Natkaniec et al. reported a statistically significant difference in conversion rates between patients with lesions ≥6 cm vs. < 6 cm in diameter, 6.7% and 0.5%, respectively (p < 0.0001) [15]. This contrasts with Hwang et al., who retrospectively analyzed 133 patients using a 5 cm cut-off value adrenal lesion size [24], and Carter et al. in their series of 26 pheochromocytoma patients using a cut-off value size of 6 cm [18] where no conversion to open surgery was reported. However, in our study, conversion rates of 9.8% and 4.9% were observed in the intervention and control groups, respectively; this difference, however, was not statistically significant (p = 0.3690).
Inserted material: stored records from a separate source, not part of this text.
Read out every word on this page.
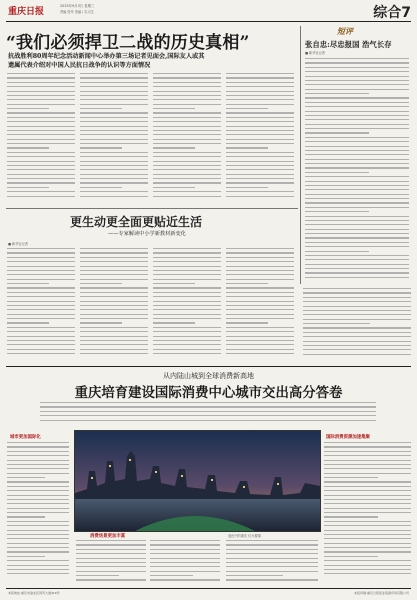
重庆日报
2025年9月3日 星期三
责编 张华 美编 / 实习生	综合7
“我们必须捍卫二战的历史真相”
抗战胜利80周年纪念活动新闻中心举办第三场记者见面会,国际友人或其
遗属代表介绍对中国人民抗日战争的认识等方面情况
短评
张自忠:尽忠报国 浩气长存
■ 新华社记者
更生动更全面更贴近生活
——专家解读中小学新教材新变化
■ 新华社记者
从内陆山城到全球消费新高地
重庆培育建设国际消费中心城市交出高分答卷
城市更加国际化
消费场景更加丰富	夜色中的重庆 灯火璀璨
国际消费资源加速集聚
本报地址:重庆市渝北区同茂大道416号	本报印刷:重庆日报报业集团印务有限公司
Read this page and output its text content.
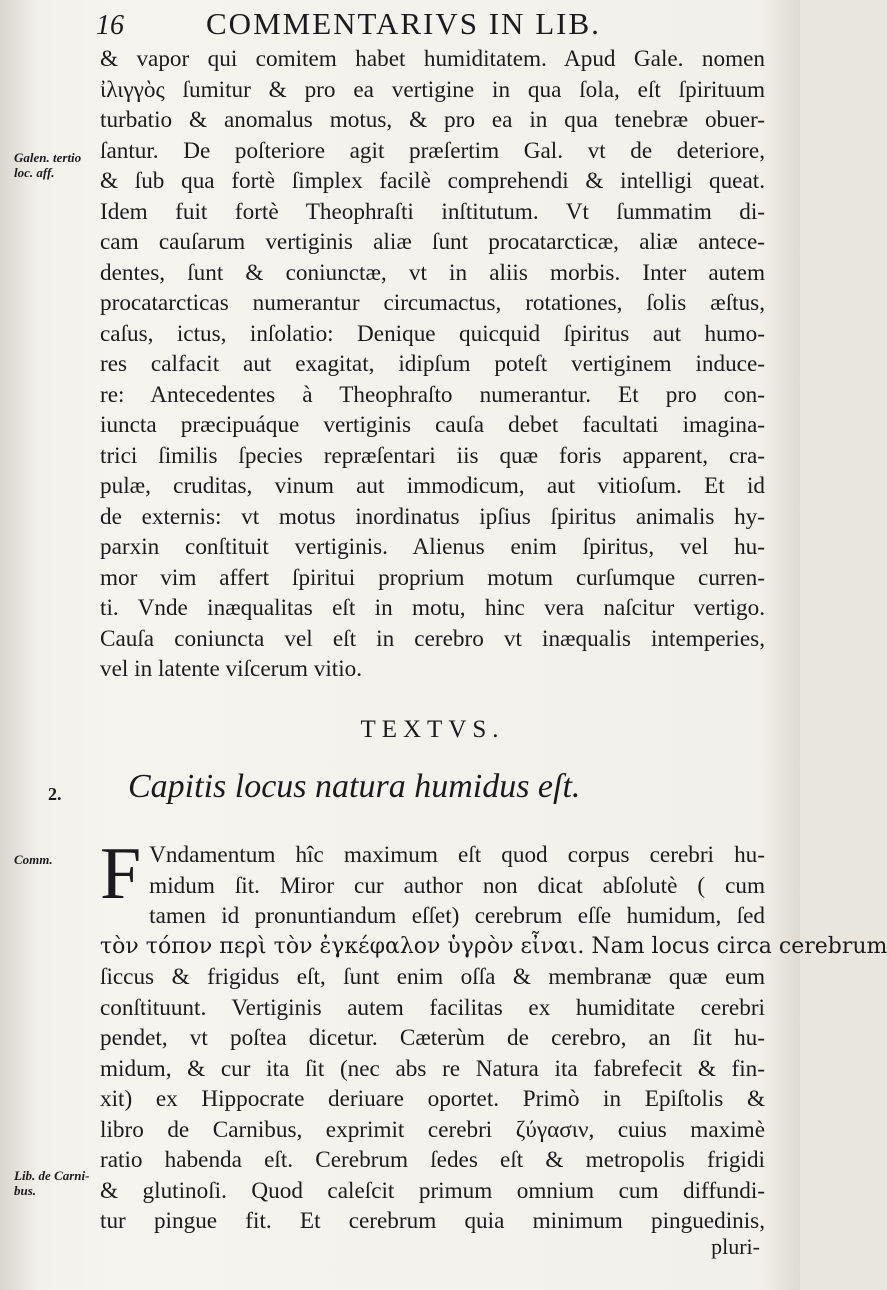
16	COMMENTARIVS IN LIB.
Galen. tertio loc. aff.
& vapor qui comitem habet humiditatem. Apud Gale. nomen
ἰλιγγὸς ſumitur & pro ea vertigine in qua ſola, eſt ſpirituum
turbatio & anomalus motus, & pro ea in qua tenebræ obuer-
ſantur. De poſteriore agit præſertim Gal. vt de deteriore,
& ſub qua fortè ſimplex facilè comprehendi & intelligi queat.
Idem fuit fortè Theophraſti inſtitutum. Vt ſummatim di-
cam cauſarum vertiginis aliæ ſunt procatarcticæ, aliæ antece-
dentes, ſunt & coniunctæ, vt in aliis morbis. Inter autem
procatarcticas numerantur circumactus, rotationes, ſolis æſtus,
caſus, ictus, inſolatio: Denique quicquid ſpiritus aut humo-
res calfacit aut exagitat, idipſum poteſt vertiginem induce-
re: Antecedentes à Theophraſto numerantur. Et pro con-
iuncta præcipuáque vertiginis cauſa debet facultati imagina-
trici ſimilis ſpecies repræſentari iis quæ foris apparent, cra-
pulæ, cruditas, vinum aut immodicum, aut vitioſum. Et id
de externis: vt motus inordinatus ipſius ſpiritus animalis hy-
parxin conſtituit vertiginis. Alienus enim ſpiritus, vel hu-
mor vim affert ſpiritui proprium motum curſumque curren-
ti. Vnde inæqualitas eſt in motu, hinc vera naſcitur vertigo.
Cauſa coniuncta vel eſt in cerebro vt inæqualis intemperies,
vel in latente viſcerum vitio.
TEXTVS.
2. Capitis locus natura humidus eſt.
Comm. F Vndamentum hîc maximum eſt quod corpus cerebri hu-
midum ſit. Miror cur author non dicat abſolutè ( cum
tamen id pronuntiandum eſſet) cerebrum eſſe humidum, ſed
τὸν τόπον περὶ τὸν ἐγκέφαλον ὑγρὸν εἶναι. Nam locus circa cerebrum
ſiccus & frigidus eſt, ſunt enim oſſa & membranæ quæ eum
conſtituunt. Vertiginis autem facilitas ex humiditate cerebri
pendet, vt poſtea dicetur. Cæterùm de cerebro, an ſit hu-
midum, & cur ita ſit (nec abs re Natura ita fabrefecit & fin-
xit) ex Hippocrate deriuare oportet. Primò in Epiſtolis &
libro de Carnibus, exprimit cerebri ζύγασιν, cuius maximè
ratio habenda eſt. Cerebrum ſedes eſt & metropolis frigidi
& glutinoſi. Quod caleſcit primum omnium cum diffundi-
tur pingue fit. Et cerebrum quia minimum pinguedinis,
Lib. de Carni-bus.
pluri-
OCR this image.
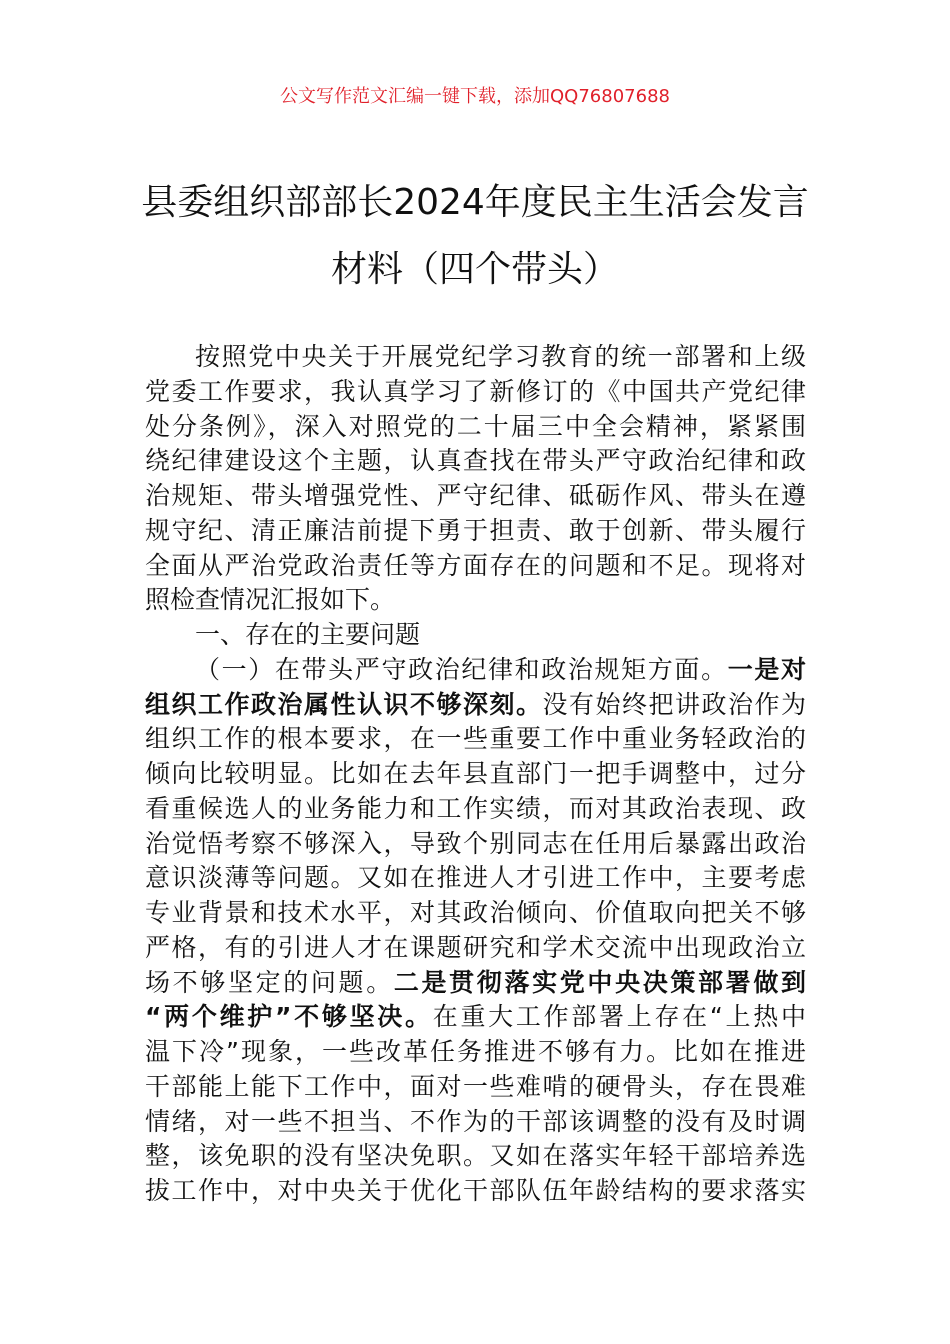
公文写作范文汇编一键下载，添加QQ76807688
县委组织部部长2024年度民主生活会发言
材料（四个带头）
按照党中央关于开展党纪学习教育的统一部署和上级
党委工作要求，我认真学习了新修订的《中国共产党纪律
处分条例》，深入对照党的二十届三中全会精神，紧紧围
绕纪律建设这个主题，认真查找在带头严守政治纪律和政
治规矩、带头增强党性、严守纪律、砥砺作风、带头在遵
规守纪、清正廉洁前提下勇于担责、敢于创新、带头履行
全面从严治党政治责任等方面存在的问题和不足。现将对
照检查情况汇报如下。
一、存在的主要问题
（一）在带头严守政治纪律和政治规矩方面。一是对
组织工作政治属性认识不够深刻。没有始终把讲政治作为
组织工作的根本要求，在一些重要工作中重业务轻政治的
倾向比较明显。比如在去年县直部门一把手调整中，过分
看重候选人的业务能力和工作实绩，而对其政治表现、政
治觉悟考察不够深入，导致个别同志在任用后暴露出政治
意识淡薄等问题。又如在推进人才引进工作中，主要考虑
专业背景和技术水平，对其政治倾向、价值取向把关不够
严格，有的引进人才在课题研究和学术交流中出现政治立
场不够坚定的问题。二是贯彻落实党中央决策部署做到
“两个维护”不够坚决。在重大工作部署上存在“上热中
温下冷”现象，一些改革任务推进不够有力。比如在推进
干部能上能下工作中，面对一些难啃的硬骨头，存在畏难
情绪，对一些不担当、不作为的干部该调整的没有及时调
整，该免职的没有坚决免职。又如在落实年轻干部培养选
拔工作中，对中央关于优化干部队伍年龄结构的要求落实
The reasons for these discrepancies are that large adrenal masses bleed more easily than smaller lesions; in fact four out of eight conversions in the intervention group were caused by bleeding. Moreover, at right-sided lesions, retrocaval adrenal gland growth can complicate dissection especially with the anterior approach. To the contrary, dissection with patient in lateral decubitus allows to directly visualize the retrocaval space. This might explain why six out of eight conversions were necessary during right adrenalectomy.

In terms of postoperative morbidity, Natkaniec et al. reported a higher complication rate in patients with lesions ≥6 cm (15.7%) compared to patients with lesions <6 cm (9.3%), with a trend toward statistical significance (p = 0.0692) [15]. Hobart et al. reported complication rates of 21.4% and 8.9%, respectively (p = 0.21) in a series of 14 patients [12] similar to our findings (p = 0.7196).

In accordance to others [18, 24], we found no statistically significant difference in mean hospital stay between the two groups (p = 0.1957). However, in contrast, Chen et al. found a statistically significant difference (7.43 days vs. 2.07 days, p = 0.001) in their observational study for patients with adrenal gland lesions measuring more or less than 5 cm, respectively [25].

Worldwide, most surgeons use the transperitoneal approach with patients positioned in lateral decubitus and the retroperitoneal approach with patients in the prone position [10, 13]. We prefer the anterior transperitoneal approach for right adrenalectomy and the anterior transperitoneal submesocolic approach for left adrenalectomy with patients positioned in the supine position [8,9,10]. To the best of our knowledge, the anterior approach is performed in very few centers around the world [9, 27,28,29,30,31]. This is in agreement with the lack of a clear superiority of one approach over the other in the literature [8,9,10, 13, 32], and the recommendations of the Society of American Gastrointestinal and Endoscopic Surgeons (SAGES) that suggest the surgeon should employ the surgical approach for LA with which he or she is most familiar [13].

Our study has several limitations including its retrospective nature, the lack of control groups with another approach (lateral or retroperitoneal) and the limited number of patients in each group that might have affected the statistical significance.

In conclusion, based on the present study, an adrenal gland lesion of 6 centimeters or more with no venous tumor thrombus is not a contraindication for a laparoscopic management, even in case of pheochromocytoma, provided the necessary experience in LA is present. Further prospective studies with a larger sample size and control groups based also on other minimally invasive approaches are necessary to confirm these data.